This first magic trick gets the children into Totoro’s neighborhood--the big stuffed animal, a thousand times more wonderful to discover than hordes of Hasbro-ready Ewoks or numbing Smurfs, and infinitely more exotic--although they snooze and snore like wind-tunnel pugs, their bland, watching faces seeming to take in the children as though those small things are barely there--as though it is the children who are the half-hidden sprites, the fleeting figures at the periphery.
That is the second magic trick: to allow children themselves to be magicians, like Alice who could shrink and grow. But these Japanese girls don’t need to contort themselves. Their curiosity is the spell that sends them to the other side, and their open hearts are rewarded with the third magic trick: the love of the Totoros themselves, more than happy to let the girls snuggle and bounce on their deep-pile tummies, to ride in the catbus--a little scary, as so much good magic is, but just enough to make the stomach flutter a little in anticipation of the next little plunge--not too steep, not menacing at all. More like Alice again, stepping through the looking-glass without effort.

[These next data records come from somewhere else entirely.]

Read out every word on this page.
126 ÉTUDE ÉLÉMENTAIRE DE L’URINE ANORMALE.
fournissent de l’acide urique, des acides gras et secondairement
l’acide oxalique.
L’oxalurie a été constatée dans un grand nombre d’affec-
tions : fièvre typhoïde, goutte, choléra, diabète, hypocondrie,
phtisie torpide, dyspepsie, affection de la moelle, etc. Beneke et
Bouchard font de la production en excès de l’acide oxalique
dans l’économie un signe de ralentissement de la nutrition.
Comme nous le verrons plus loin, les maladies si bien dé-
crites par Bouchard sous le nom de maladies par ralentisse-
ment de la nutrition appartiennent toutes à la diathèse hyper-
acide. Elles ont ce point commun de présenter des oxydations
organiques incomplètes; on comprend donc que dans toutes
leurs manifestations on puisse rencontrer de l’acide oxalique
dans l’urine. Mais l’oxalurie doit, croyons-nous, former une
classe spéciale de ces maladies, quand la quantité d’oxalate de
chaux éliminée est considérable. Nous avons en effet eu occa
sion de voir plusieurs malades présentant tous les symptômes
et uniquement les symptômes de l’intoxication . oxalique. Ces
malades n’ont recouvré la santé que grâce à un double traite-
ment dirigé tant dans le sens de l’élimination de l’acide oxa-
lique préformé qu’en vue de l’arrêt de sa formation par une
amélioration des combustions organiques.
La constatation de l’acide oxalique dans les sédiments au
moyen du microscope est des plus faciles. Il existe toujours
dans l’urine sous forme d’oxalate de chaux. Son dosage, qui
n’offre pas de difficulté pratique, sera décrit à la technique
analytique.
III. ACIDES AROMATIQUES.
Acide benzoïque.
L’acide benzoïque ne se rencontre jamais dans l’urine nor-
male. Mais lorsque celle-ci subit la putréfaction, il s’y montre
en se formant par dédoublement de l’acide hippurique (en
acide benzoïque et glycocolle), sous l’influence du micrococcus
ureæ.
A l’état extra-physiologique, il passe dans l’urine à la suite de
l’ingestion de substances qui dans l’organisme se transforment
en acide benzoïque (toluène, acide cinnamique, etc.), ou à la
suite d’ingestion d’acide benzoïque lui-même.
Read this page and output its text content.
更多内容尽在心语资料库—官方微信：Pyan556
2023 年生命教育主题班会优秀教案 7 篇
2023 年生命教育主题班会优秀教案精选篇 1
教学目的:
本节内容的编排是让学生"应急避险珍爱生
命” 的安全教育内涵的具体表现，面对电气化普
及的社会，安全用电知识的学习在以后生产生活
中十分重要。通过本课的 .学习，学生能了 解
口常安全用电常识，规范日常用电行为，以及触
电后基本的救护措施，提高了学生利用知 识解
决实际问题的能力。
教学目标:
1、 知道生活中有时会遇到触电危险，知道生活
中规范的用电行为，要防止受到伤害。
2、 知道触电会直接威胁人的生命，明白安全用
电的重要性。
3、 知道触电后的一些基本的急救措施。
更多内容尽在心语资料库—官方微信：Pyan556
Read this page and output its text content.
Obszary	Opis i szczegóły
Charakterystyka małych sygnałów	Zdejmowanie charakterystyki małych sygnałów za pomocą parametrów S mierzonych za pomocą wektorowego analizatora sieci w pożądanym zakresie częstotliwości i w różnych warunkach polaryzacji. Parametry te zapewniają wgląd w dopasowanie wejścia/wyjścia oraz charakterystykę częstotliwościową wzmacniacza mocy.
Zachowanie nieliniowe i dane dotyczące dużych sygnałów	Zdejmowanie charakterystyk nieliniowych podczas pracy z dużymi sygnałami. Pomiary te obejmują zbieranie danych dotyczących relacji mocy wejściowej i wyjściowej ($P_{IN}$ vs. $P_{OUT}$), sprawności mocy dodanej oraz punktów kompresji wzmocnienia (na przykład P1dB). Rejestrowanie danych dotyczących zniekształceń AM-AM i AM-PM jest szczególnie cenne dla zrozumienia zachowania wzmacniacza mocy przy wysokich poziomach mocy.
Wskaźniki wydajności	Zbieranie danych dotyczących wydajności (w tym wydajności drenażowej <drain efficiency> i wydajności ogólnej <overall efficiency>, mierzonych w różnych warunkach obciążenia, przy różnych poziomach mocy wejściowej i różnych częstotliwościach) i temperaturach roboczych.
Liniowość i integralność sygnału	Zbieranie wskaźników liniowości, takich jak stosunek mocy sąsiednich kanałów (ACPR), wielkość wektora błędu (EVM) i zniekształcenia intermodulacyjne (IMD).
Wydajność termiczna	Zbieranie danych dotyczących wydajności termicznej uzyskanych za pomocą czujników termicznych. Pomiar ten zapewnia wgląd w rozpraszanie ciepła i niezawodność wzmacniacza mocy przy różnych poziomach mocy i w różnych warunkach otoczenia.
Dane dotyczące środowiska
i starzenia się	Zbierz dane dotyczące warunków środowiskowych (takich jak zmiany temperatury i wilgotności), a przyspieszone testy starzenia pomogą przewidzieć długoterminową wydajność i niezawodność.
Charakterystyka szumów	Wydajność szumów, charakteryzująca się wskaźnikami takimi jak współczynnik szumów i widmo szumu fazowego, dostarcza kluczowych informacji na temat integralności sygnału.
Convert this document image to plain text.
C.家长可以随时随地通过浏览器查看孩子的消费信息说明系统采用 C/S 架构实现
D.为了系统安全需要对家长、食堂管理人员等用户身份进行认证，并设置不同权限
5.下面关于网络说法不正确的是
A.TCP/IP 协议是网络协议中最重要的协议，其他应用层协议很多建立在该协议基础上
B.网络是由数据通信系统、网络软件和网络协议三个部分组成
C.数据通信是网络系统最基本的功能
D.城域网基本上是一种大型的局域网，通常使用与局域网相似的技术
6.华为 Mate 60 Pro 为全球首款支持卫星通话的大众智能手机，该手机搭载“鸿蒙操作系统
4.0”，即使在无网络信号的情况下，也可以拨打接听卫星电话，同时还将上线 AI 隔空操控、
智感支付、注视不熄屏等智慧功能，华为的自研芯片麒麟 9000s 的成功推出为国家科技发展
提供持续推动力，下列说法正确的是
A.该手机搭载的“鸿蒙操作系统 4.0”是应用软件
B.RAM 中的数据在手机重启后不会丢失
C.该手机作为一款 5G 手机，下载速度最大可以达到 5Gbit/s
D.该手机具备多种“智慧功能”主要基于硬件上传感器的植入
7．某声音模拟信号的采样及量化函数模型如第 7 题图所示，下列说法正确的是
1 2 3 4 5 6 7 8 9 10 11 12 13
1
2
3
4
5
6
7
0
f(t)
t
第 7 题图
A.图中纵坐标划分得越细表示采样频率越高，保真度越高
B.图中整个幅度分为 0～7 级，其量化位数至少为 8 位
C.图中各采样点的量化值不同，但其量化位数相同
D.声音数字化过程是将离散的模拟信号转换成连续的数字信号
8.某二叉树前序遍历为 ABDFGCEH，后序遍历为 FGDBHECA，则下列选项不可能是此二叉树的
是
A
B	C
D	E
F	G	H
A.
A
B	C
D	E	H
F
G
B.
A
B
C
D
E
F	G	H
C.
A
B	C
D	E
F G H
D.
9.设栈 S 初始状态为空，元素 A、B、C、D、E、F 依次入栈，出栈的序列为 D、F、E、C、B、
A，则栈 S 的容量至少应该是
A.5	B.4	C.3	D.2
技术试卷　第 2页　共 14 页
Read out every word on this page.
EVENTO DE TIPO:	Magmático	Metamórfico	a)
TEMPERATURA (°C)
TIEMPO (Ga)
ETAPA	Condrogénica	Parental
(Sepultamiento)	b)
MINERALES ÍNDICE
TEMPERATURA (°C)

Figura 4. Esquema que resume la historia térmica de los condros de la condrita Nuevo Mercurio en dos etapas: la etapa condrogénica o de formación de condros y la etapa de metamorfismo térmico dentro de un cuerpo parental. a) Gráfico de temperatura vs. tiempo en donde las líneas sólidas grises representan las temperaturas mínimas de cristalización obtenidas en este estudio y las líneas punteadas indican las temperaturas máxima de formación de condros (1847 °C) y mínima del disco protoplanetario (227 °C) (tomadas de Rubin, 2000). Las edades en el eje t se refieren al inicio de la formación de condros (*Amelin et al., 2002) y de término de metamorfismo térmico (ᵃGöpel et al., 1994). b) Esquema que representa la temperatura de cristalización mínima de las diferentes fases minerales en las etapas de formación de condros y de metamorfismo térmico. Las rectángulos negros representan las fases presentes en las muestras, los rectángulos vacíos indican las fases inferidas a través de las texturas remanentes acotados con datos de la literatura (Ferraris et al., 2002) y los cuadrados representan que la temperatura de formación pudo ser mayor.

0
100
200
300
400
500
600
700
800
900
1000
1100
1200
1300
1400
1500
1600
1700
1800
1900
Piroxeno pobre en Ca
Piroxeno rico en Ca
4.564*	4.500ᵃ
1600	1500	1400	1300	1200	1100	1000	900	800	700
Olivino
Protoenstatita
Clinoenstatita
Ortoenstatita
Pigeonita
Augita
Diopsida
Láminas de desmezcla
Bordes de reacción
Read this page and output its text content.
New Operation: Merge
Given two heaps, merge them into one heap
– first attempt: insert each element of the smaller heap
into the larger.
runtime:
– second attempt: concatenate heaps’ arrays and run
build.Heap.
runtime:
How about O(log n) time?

They call the director, Hayao Miyazaki, the Japanese Disney. But his touch seems more fatherly, more understanding of children, like Chaplin--or, once more, Carroll. In the end, My Neighbor Totoro doesn’t play by Disney’s rules, but invents its own mythology of contact and acceptance, of surrender to both the supernatural and the natural, the trees and tunnels of undergrowth as magical as the big fluffy monsters--and of course they are: Ask any child where she would like to go, and stay. She may not be able to express it clearly until you take her to see this movie--where she’ll point up at the screen and make the dust bunnies scatter as she shouts, There! At the edge of that field where the nice grandma gathers vegetables, where the giant tree shades endless paths where small things walk just ahead and look over their shoulders to make sure I’m following.